Sculpted over centuries by the waters of Rocky Creek into a myriad of fissures and shallow ravines, the "Rocks" is a haven of unique habitats for globally rare and endemic plants and animals. There are more than 525 species of plants found at the site, 26 of which are rare.

The 1,534-acre preserve protects a rugged sandstone outcrop that extends for approximately four miles in southeastern Georgia. The rock system is the largest single extrusion of the Altamaha Grit, a band of subsurface sandstone that underlies about 15,000 square miles of Georgia's Coastal Plain. This preserve is one small piece of a remarkable landscape that covers approximately 3,5000 acres in southeast Georgia.

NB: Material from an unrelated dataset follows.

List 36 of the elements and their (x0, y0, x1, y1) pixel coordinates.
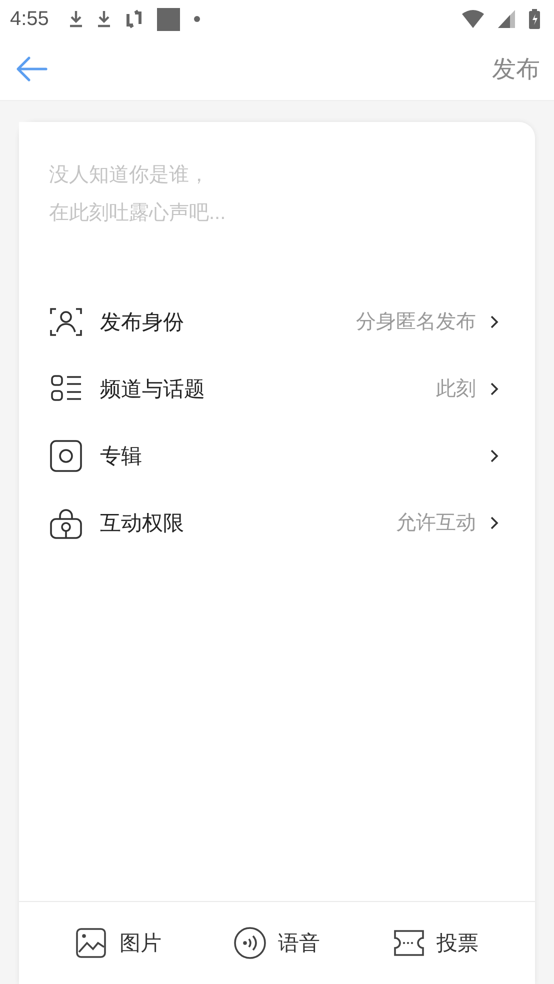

The federally threatened eastern indigo snake and state threatened gopher tortoise are found here as well as over 100 species of birds, which either nest or migrate through this landscape. The Nature Conservancy now manages this land using prescribed fire to enhance the longleaf pine wiregrass community and the many rare plants and animals that depend upon this habitat.

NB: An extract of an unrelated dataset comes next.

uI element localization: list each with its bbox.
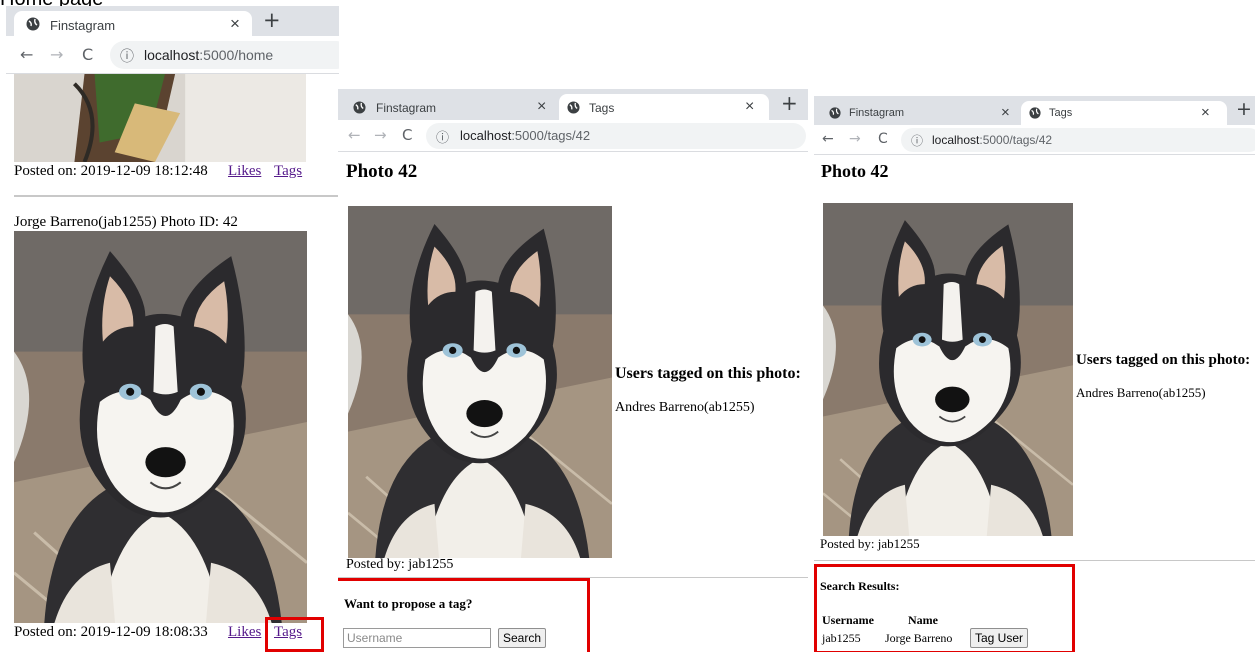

The Forest Legacy Program is a partnership between the United States Forest Service (USFS), state governments and private landowners that identifies and protects ecologically important forest habitat which is threatened by possible development or unsustainable practices. Program objectives are met through land acquisition or the use of conservation easements, which protect working forests while meeting important conservation goals.

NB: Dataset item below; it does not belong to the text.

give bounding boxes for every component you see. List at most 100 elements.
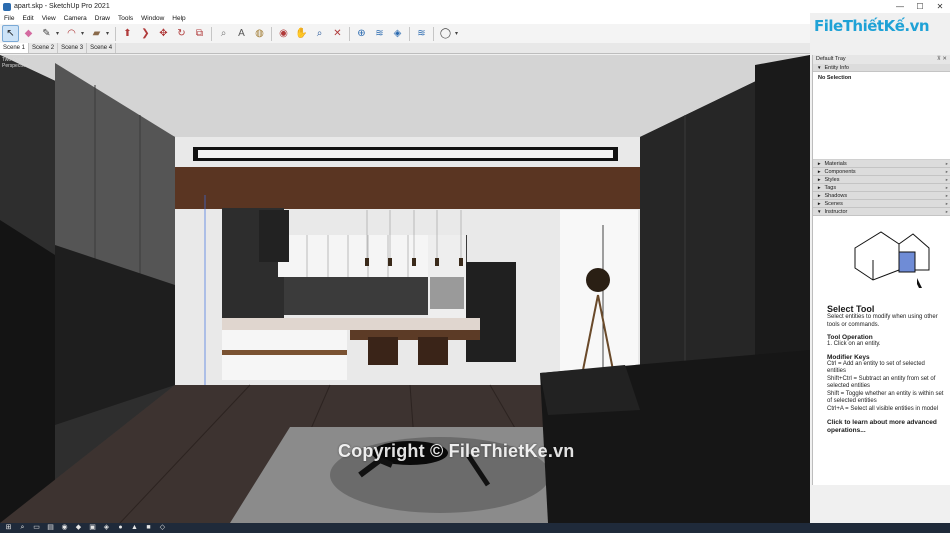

"The Nature Conservancy has enjoyed close partnerships with the U.S. Forest Service and individual state governments on Forest Legacy projects, sharing common goals of protecting critical forest habitat and saving each state's own forest legacy for its citizens," said Scott Davis, state director for the Tennessee Chapter of The Nature Conservancy. "We now urge Congress to finish the budget for Fiscal Year 2003 and to support increasing levels of funding for the Forest Legacy Program in FY2004 and in years to come so that we can turn these goals into realities."

The Bush Administration's Forest Legacy Program budget is part of the larger Fiscal Year 2004 funding bill for the Department of the Interior and the US Forest Service.

The Nature Conservancy is currently waiting for a Congressional vote to appropriate funds to its proposed Fiscal Year 2003 Forest Legacy projects which will protect over 110,000 acres in Delaware, Georgia, Hawaii, Maine, Massachusetts, Minnesota, New York, North Carolina, Rhode Island, Tennessee, Utah, Virginia and Wisconsin.